Iklan juga menyimpan potensi dampak yang sifatnya disfungsional, yang berbeda atau malah berlawanan dari tujuan pengaruh yang diharapkan. Karena itu, iklan bisa memiliki dampak beragam. Iklan bisa membuat orang mendukung, orang berpikir, orang menolak mentah-mentah, atau mengabaikan sama sekali. Bukan Segalanya Dalam upaya meraup dukungan suara, iklan itu penting. Tetapi, iklan bukan segala-galanya. Sebab, fungsi iklan itu pada dasarnya hanya pada tataran "diketahui" belaka. Amat jauh dari keputusan seseorang untuk membuat keputusan memilih.
Proses transfer informasi lazimnya melalui beberapa tahap, sebelum pesan informasi itu diikuti penerima informasi (pemilih). Iklan sebagai pembawa informasi, pertama harus dilihat atau didengar (atau keduanya - audiovisual). Kedua, apakah pesan itu bisa dipahami. Ketiga apakah pesan itu disetujui. Baru setelah pesan itu diterima (dilihat atau didengar), kemudian mudah dipahami, serta kemudian disetujui; maka iklan itu berpotensi untuk diikuti.Jika iklan politik itu hanya menebar pesan "coblos atau contreng X no urutan S", bisa diduga hasilnya hanya berada pada tataran diketahui. Itu pun kalau publik memperhatikannya.
Di tengah arus iklan politik yang meluber seperti sekarang ini, tampaknya akan terjadi pengabaian atas pesan yang dibangun iklan politik.Namun, sekali lagi, bukan berarti iklan politik tidak penting. Iklan politik penting dan harus ada. Persoalannya, bagaimana membuat iklan itu memiliki daya tarik yang bisa menyedot perhatian publik.
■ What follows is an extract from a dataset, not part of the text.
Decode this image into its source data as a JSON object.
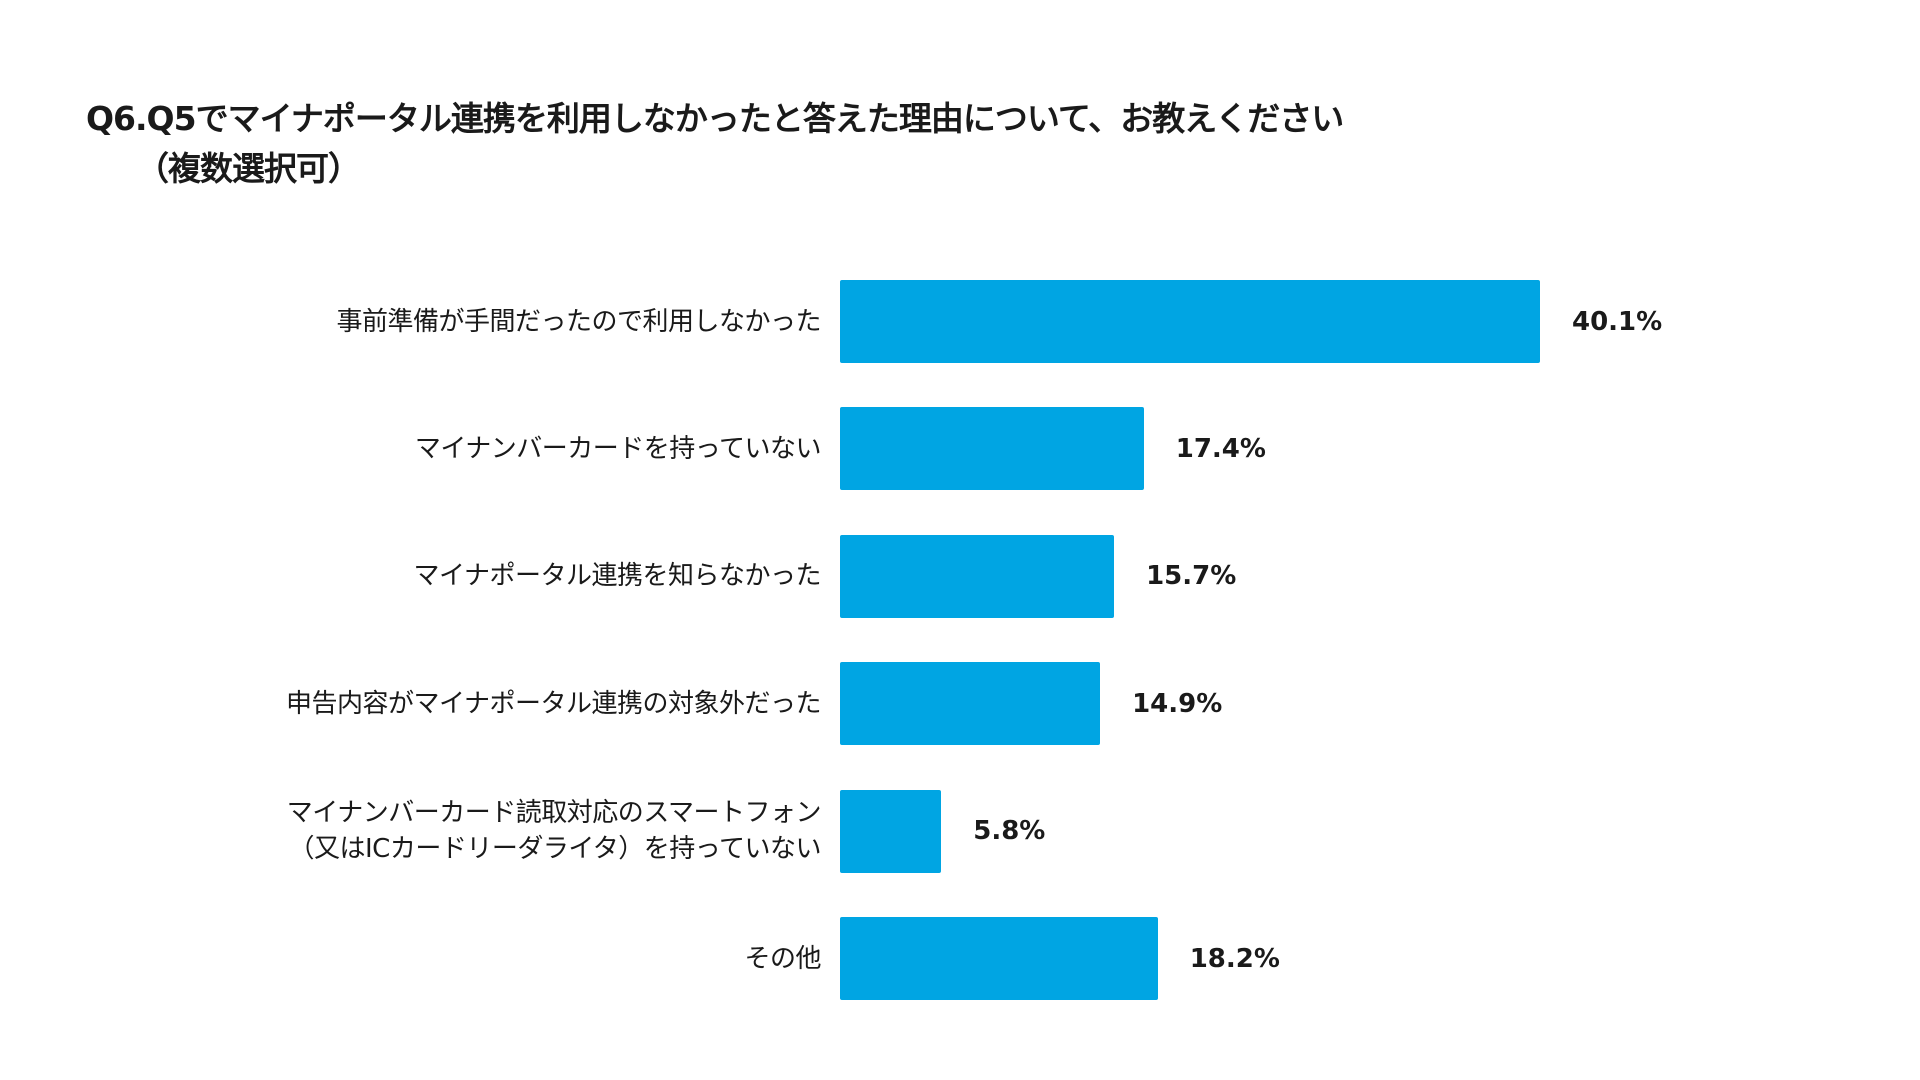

Dalam banyak pengalaman, iklan yang menarik itu adalah iklan yang memiliki keunggulan dibanding iklan yang lain. Nah, untuk membuat berbeda, tentu saja memerlukan proses kreatif.
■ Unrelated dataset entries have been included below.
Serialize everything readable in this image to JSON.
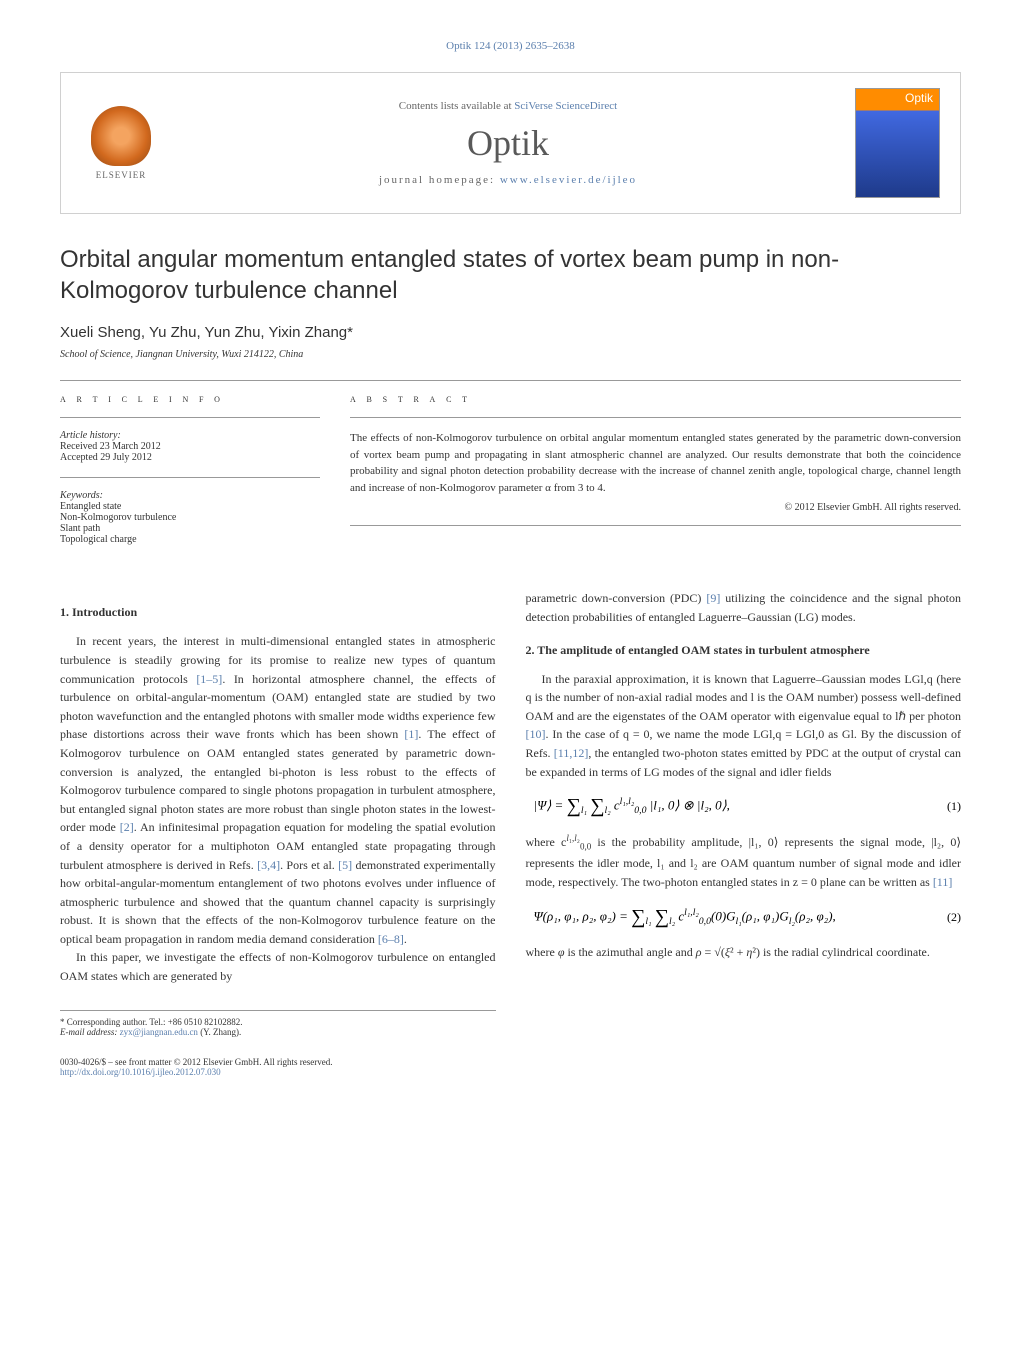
{
  "header": {
    "citation": "Optik 124 (2013) 2635–2638",
    "contents_prefix": "Contents lists available at ",
    "contents_link": "SciVerse ScienceDirect",
    "journal_name": "Optik",
    "homepage_prefix": "journal homepage: ",
    "homepage_link": "www.elsevier.de/ijleo",
    "publisher": "ELSEVIER",
    "cover_title": "Optik"
  },
  "article": {
    "title": "Orbital angular momentum entangled states of vortex beam pump in non-Kolmogorov turbulence channel",
    "authors": "Xueli Sheng, Yu Zhu, Yun Zhu, Yixin Zhang",
    "corresponding_marker": "*",
    "affiliation": "School of Science, Jiangnan University, Wuxi 214122, China"
  },
  "info": {
    "label": "a r t i c l e   i n f o",
    "history_label": "Article history:",
    "received": "Received 23 March 2012",
    "accepted": "Accepted 29 July 2012",
    "keywords_label": "Keywords:",
    "keywords": [
      "Entangled state",
      "Non-Kolmogorov turbulence",
      "Slant path",
      "Topological charge"
    ]
  },
  "abstract": {
    "label": "a b s t r a c t",
    "text": "The effects of non-Kolmogorov turbulence on orbital angular momentum entangled states generated by the parametric down-conversion of vortex beam pump and propagating in slant atmospheric channel are analyzed. Our results demonstrate that both the coincidence probability and signal photon detection probability decrease with the increase of channel zenith angle, topological charge, channel length and increase of non-Kolmogorov parameter α from 3 to 4.",
    "copyright": "© 2012 Elsevier GmbH. All rights reserved."
  },
  "sections": {
    "intro": {
      "heading": "1. Introduction",
      "p1_a": "In recent years, the interest in multi-dimensional entangled states in atmospheric turbulence is steadily growing for its promise to realize new types of quantum communication protocols ",
      "p1_ref1": "[1–5]",
      "p1_b": ". In horizontal atmosphere channel, the effects of turbulence on orbital-angular-momentum (OAM) entangled state are studied by two photon wavefunction and the entangled photons with smaller mode widths experience few phase distortions across their wave fronts which has been shown ",
      "p1_ref2": "[1]",
      "p1_c": ". The effect of Kolmogorov turbulence on OAM entangled states generated by parametric down-conversion is analyzed, the entangled bi-photon is less robust to the effects of Kolmogorov turbulence compared to single photons propagation in turbulent atmosphere, but entangled signal photon states are more robust than single photon states in the lowest-order mode ",
      "p1_ref3": "[2]",
      "p1_d": ". An infinitesimal propagation equation for modeling the spatial evolution of a density operator for a multiphoton OAM entangled state propagating through turbulent atmosphere is derived in Refs. ",
      "p1_ref4": "[3,4]",
      "p1_e": ". Pors et al. ",
      "p1_ref5": "[5]",
      "p1_f": " demonstrated experimentally how orbital-angular-momentum entanglement of two photons evolves under influence of atmospheric turbulence and showed that the quantum channel capacity is surprisingly robust. It is shown that the effects of the non-Kolmogorov turbulence feature on the optical beam propagation in random media demand consideration ",
      "p1_ref6": "[6–8]",
      "p1_g": ".",
      "p2_a": "In this paper, we investigate the effects of non-Kolmogorov turbulence on entangled OAM states which are generated by ",
      "p2_b": "parametric down-conversion (PDC) ",
      "p2_ref": "[9]",
      "p2_c": " utilizing the coincidence and the signal photon detection probabilities of entangled Laguerre–Gaussian (LG) modes."
    },
    "amplitude": {
      "heading": "2. The amplitude of entangled OAM states in turbulent atmosphere",
      "p1_a": "In the paraxial approximation, it is known that Laguerre–Gaussian modes LGl,q (here q is the number of non-axial radial modes and l is the OAM number) possess well-defined OAM and are the eigenstates of the OAM operator with eigenvalue equal to lℏ per photon ",
      "p1_ref1": "[10]",
      "p1_b": ". In the case of q = 0, we name the mode LGl,q = LGl,0 as Gl. By the discussion of Refs. ",
      "p1_ref2": "[11,12]",
      "p1_c": ", the entangled two-photon states emitted by PDC at the output of crystal can be expanded in terms of LG modes of the signal and idler fields",
      "p2_a": "where c",
      "p2_b": " is the probability amplitude, |l₁, 0⟩ represents the signal mode, |l₂, 0⟩ represents the idler mode, l₁ and l₂ are OAM quantum number of signal mode and idler mode, respectively. The two-photon entangled states in z = 0 plane can be written as ",
      "p2_ref": "[11]",
      "p3": "where φ is the azimuthal angle and ρ = √(ξ² + η²) is the radial cylindrical coordinate."
    }
  },
  "equations": {
    "eq1": "|Ψ⟩ = ∑∑ c₀,₀^(l₁,l₂) |l₁, 0⟩ ⊗ |l₂, 0⟩,",
    "eq1_num": "(1)",
    "eq2": "Ψ(ρ₁, φ₁, ρ₂, φ₂) = ∑∑ c₀,₀^(l₁,l₂)(0) G_{l₁}(ρ₁, φ₁) G_{l₂}(ρ₂, φ₂),",
    "eq2_num": "(2)"
  },
  "footer": {
    "corresponding": "* Corresponding author. Tel.: +86 0510 82102882.",
    "email_label": "E-mail address: ",
    "email": "zyx@jiangnan.edu.cn",
    "email_name": " (Y. Zhang).",
    "issn": "0030-4026/$ – see front matter © 2012 Elsevier GmbH. All rights reserved.",
    "doi": "http://dx.doi.org/10.1016/j.ijleo.2012.07.030"
  }
}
Jika iklan hanya menggunakan pesan model jalan pintas, langkah itu hanya akan mengeluarkan biaya sia-sia.Banyak alternatif pendekatan dalam membuat sesuatu yang berbeda dari sebuah iklan. Mulai pendekatan isi (content), atribusi, dan sebagainya hingga pendekatan spin-doctor (menggunakan tokoh berpengaruh). Cara-cara semacam itu memiliki plus minus sendiri-sendiri.
Base on Riset Taburan iklan politik sekarang ini merupakan kemajuan pesat dalam konteks proses pemilihan anggota legislatif. Paling tidak, kini publik menjadi lebih tahu calon-calon yang bakal dipilihnya (walau hanya foto diri dan bukan kualitas sebagai sosok wakil rakyat). Beriklan politik adalah sah-sah saja. Tetapi, hendaknya caleg merumuskan cara beriklannya agar bisa terpilih. Satu hal yang sering diabaikan dalam beriklan politik ialah tiadanya proses kajian atau riset awal sebelum membuat keputusan iklan. Begitu juga tiadanya evaluasi atas praktik beriklannya.
Para caleg beriklan lebih disebabkan harapan berlebihnya bahwa dirinya menjadi sosok berpengaruh. Padahal, justru publiklah yang bakal memengaruhi caleg itu dipilih atau tidak. Fenomena iklan politik sekarang ini mengesankan caleg memaksa publik untuk melihat atau mendengar, serta mengikuti anjuran dirinya. Mestinya sebaliknya, dengarkanlah keinginan mereka, baru kemudian penuhilah apa yang dia harapkan, walau hanya melalui pesan iklan.